A team using the James Webb Space Telescope (JWST) spotted the smallest free-floating brown dwarf star ever recorded and two other “failed stars.” They are located in a star cluster that’s only 1,000 light-years from Earth and is not associated with a parent star. The findings were published December 13 in the Astronomical Journal and may help astronomers better determine the boundaries between stars and planets.
[Related: A Jupiter-sized dwarf star burns half as hot as a campfire.]
Failed Stars
Brown dwarfs are celestial bodies that are more massive than planets, but not quite as large as stars. They form the way stars do, growing dense enough to collapse under the weight of their own gravity, but they never become dense and hot enough to start fusing the hydrogen needed to turn into a star. This is why they get the nickname “failed stars.”
The brown dwarf JWST spotted has a mass around eight times that of the planet Jupiter. Meanwhile, the smallest of these stars has a mass around three times that of Jupiter, which challenges current theories about how these types of celestial bodies are formed. Astronomers are using JWST to try and determine what the smallest celestial objects that can form in a star-like manner are.
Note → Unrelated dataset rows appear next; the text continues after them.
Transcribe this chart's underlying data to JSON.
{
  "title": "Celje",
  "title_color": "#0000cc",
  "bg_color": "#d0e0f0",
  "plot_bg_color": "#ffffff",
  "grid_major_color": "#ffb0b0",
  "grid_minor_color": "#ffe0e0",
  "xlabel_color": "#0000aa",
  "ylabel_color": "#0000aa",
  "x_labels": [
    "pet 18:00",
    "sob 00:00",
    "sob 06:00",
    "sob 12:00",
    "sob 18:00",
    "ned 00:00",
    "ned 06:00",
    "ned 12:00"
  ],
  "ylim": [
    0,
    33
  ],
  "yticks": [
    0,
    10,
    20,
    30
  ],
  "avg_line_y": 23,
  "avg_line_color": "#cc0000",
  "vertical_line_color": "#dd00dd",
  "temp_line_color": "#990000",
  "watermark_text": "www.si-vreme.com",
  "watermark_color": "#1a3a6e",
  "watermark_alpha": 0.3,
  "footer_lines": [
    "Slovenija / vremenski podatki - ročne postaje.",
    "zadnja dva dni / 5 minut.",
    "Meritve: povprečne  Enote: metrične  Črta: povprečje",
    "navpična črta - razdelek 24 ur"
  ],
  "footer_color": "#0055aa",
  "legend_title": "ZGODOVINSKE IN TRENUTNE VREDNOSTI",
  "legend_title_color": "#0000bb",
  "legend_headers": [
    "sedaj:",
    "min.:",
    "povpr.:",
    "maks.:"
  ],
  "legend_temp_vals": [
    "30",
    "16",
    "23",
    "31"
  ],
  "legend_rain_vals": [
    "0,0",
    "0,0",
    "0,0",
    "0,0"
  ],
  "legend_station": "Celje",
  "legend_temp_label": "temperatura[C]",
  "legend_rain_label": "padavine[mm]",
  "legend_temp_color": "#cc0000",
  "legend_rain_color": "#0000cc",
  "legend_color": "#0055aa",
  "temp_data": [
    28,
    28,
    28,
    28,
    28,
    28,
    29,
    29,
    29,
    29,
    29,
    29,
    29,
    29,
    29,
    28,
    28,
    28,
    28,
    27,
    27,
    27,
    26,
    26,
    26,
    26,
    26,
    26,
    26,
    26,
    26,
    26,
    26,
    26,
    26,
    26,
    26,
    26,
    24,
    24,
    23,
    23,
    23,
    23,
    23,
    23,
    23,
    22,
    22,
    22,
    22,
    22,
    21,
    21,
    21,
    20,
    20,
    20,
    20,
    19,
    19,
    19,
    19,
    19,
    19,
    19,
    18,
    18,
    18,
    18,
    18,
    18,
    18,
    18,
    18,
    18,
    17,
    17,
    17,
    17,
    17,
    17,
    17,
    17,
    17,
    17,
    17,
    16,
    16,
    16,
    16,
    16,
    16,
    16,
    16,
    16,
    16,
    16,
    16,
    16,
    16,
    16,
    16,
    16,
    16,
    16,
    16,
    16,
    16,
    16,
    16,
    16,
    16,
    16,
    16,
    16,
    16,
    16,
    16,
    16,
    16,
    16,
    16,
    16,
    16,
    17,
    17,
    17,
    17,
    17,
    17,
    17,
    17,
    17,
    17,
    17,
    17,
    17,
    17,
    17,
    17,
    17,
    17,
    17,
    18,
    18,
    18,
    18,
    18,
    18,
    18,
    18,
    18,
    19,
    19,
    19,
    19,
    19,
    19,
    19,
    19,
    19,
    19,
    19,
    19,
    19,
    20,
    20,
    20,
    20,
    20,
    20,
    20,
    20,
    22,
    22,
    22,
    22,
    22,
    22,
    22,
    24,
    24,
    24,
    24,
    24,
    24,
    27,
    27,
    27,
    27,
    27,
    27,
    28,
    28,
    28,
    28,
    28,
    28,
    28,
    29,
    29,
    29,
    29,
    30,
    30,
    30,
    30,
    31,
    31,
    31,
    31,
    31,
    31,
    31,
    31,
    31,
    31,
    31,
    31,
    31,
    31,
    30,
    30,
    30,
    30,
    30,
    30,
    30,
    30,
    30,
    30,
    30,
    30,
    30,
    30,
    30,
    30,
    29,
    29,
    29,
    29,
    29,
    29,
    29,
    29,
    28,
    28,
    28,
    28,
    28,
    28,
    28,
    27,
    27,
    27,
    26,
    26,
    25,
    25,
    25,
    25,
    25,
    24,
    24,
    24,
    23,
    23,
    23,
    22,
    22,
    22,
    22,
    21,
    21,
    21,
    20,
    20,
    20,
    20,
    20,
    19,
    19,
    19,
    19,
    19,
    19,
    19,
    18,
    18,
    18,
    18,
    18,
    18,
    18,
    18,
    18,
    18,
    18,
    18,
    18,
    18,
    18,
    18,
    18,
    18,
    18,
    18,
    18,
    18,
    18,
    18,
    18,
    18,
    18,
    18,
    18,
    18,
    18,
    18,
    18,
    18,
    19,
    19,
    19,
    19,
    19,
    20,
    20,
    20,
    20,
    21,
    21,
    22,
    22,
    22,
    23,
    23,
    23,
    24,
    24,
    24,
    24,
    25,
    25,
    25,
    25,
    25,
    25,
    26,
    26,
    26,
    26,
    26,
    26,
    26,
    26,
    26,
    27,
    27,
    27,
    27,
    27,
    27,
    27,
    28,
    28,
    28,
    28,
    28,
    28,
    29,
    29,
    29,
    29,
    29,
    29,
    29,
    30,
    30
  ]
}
“One basic question you’ll find in every astronomy textbook is, what are the smallest stars? That’s what we’re trying to answer,” study co-author and Pennsylvania State University astronomer Kevin Luhman said in a statement.
Scouring the skies
Luhman and his colleague Catarina Alves de Oliveira began their search with star cluster IC 348. This grouping is only about 1,000 light-years away in the Perseus star-forming region. Star cluster IC 348 is relatively young, at only about 5 million years old. Due to its age, any brown dwarfs present would still be relatively bright in infrared light and be glowing from the heat of their formation.